Following their appointment as a mentor for implementing the ambitious Rashtriya Avishkar Abhiyaan (RAA) programme of the HRD Ministry that aims to inculcate a spirit of inquiry, creativity and love for science and mathematics in school children, scientists at Pune-based Indian Institute of Science, Education and Research (IISER) have already prepared a roadmap for the next three months for the schools to follow.
A few days back, the Maharashtra government issued an official notification about the central programme stating that of the 100-odd schools chosen in the country, 12 would be from Maharashtra (six each from Pune and Nagpur). These schools would be mentored by scientists of IISER and Nagpur’s Visvesvaraya National Institute of Technology.
Speaking to The Indian Express, IISER professor Arvind Natu, who is heading the project, said that instead of six, seven civic-run schools have been selected for the project, including three primary and four secondary schools. Two officials of Pune Municipal Corporation-education officer Baban Dahiphale and Shivaji Bokhare-are involved in implementation of the programme.
A mixed batch of 5-6 scientists and final-year students would be carrying out the project from IISER, which envisages to take science beyond classrooms and encourage students to come up with their own innovations.

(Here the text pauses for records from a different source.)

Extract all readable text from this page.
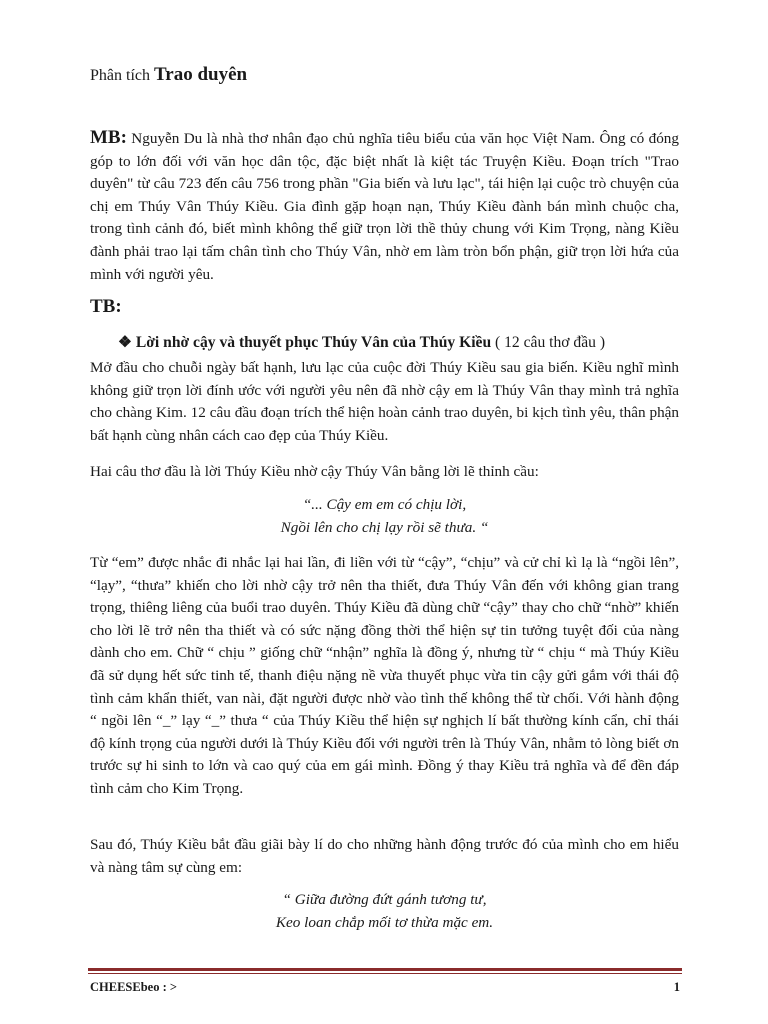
Phân tích Trao duyên
MB: Nguyễn Du là nhà thơ nhân đạo chủ nghĩa tiêu biểu của văn học Việt Nam. Ông có đóng góp to lớn đối với văn học dân tộc, đặc biệt nhất là kiệt tác Truyện Kiều. Đoạn trích "Trao duyên" từ câu 723 đến câu 756 trong phần "Gia biến và lưu lạc", tái hiện lại cuộc trò chuyện của chị em Thúy Vân Thúy Kiều. Gia đình gặp hoạn nạn, Thúy Kiều đành bán mình chuộc cha, trong tình cảnh đó, biết mình không thể giữ trọn lời thề thủy chung với Kim Trọng, nàng Kiều đành phải trao lại tấm chân tình cho Thúy Vân, nhờ em làm tròn bổn phận, giữ trọn lời hứa của mình với người yêu.
TB:
❖ Lời nhờ cậy và thuyết phục Thúy Vân của Thúy Kiều ( 12 câu thơ đầu )
Mở đầu cho chuỗi ngày bất hạnh, lưu lạc của cuộc đời Thúy Kiều sau gia biến. Kiều nghĩ mình không giữ trọn lời đính ước với người yêu nên đã nhờ cậy em là Thúy Vân thay mình trả nghĩa cho chàng Kim. 12 câu đầu đoạn trích thể hiện hoàn cảnh trao duyên, bi kịch tình yêu, thân phận bất hạnh cùng nhân cách cao đẹp của Thúy Kiều.
Hai câu thơ đầu là lời Thúy Kiều nhờ cậy Thúy Vân bằng lời lẽ thỉnh cầu:
“... Cậy em em có chịu lời,
Ngồi lên cho chị lạy rồi sẽ thưa. “
Từ “em” được nhắc đi nhắc lại hai lần, đi liền với từ “cậy”, “chịu” và cử chỉ kì lạ là “ngồi lên”, “lạy”, “thưa” khiến cho lời nhờ cậy trở nên tha thiết, đưa Thúy Vân đến với không gian trang trọng, thiêng liêng của buổi trao duyên. Thúy Kiều đã dùng chữ “cậy” thay cho chữ “nhờ” khiến cho lời lẽ trở nên tha thiết và có sức nặng đồng thời thể hiện sự tin tưởng tuyệt đối của nàng dành cho em. Chữ “ chịu ” giống chữ “nhận” nghĩa là đồng ý, nhưng từ “ chịu “ mà Thúy Kiều đã sử dụng hết sức tinh tế, thanh điệu nặng nề vừa thuyết phục vừa tin cậy gửi gắm với thái độ tình cảm khẩn thiết, van nài, đặt người được nhờ vào tình thế không thể từ chối. Với hành động “ ngồi lên “_” lạy “_” thưa “ của Thúy Kiều thể hiện sự nghịch lí bất thường kính cẩn, chỉ thái độ kính trọng của người dưới là Thúy Kiều đối với người trên là Thúy Vân, nhằm tỏ lòng biết ơn trước sự hi sinh to lớn và cao quý của em gái mình. Đồng ý thay Kiều trả nghĩa và để đền đáp tình cảm cho Kim Trọng.
Sau đó, Thúy Kiều bắt đầu giãi bày lí do cho những hành động trước đó của mình cho em hiểu và nàng tâm sự cùng em:
“ Giữa đường đứt gánh tương tư,
Keo loan chắp mối tơ thừa mặc em.
CHEESEbeo : >	1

“We held a meeting on Monday and it was decided to start the programme from the second week of January since we barely have two months to go before March. We would be adopting a four-pronged approach starting with teachers workshops where 50 teachers from these schools would be trained in theory and practical lectures on advances in modern science to make them aware of what is going on beyond classrooms,” said Natu.
The themes selected for the workshop are solar or alternative energy sources, environmental factors, besides small demonstrations on how to make science teaching interesting by making scientific toys and small gadgets to demonstrate scientific principles like how light travels and so on.
As far as students go, Natu said that the activity would begin with a bottoms-up approach. “Generally we go to schools and feed them information whether they want it or not. But this time, we have decided to let students do the asking and hence the students programme is called ‘Quench the Thirst’. Till January 12, students would send us questions and after that, we would send our teams to schools to answer these questions and with demonstrations wherever possible,” he said.
In February, a programme on making scientific toys would be conducted with help of IUCAA followed by a last session of skywatching for one and hours which would be done in batches for all students. “It’s not that this is the most exhaustive programme we can conduct to inculcate a scientific temper in students, but in the limited time that we have, we are making a start with this. Hopefully next year, we would have a much larger programme based on this one’s success,” said Natu.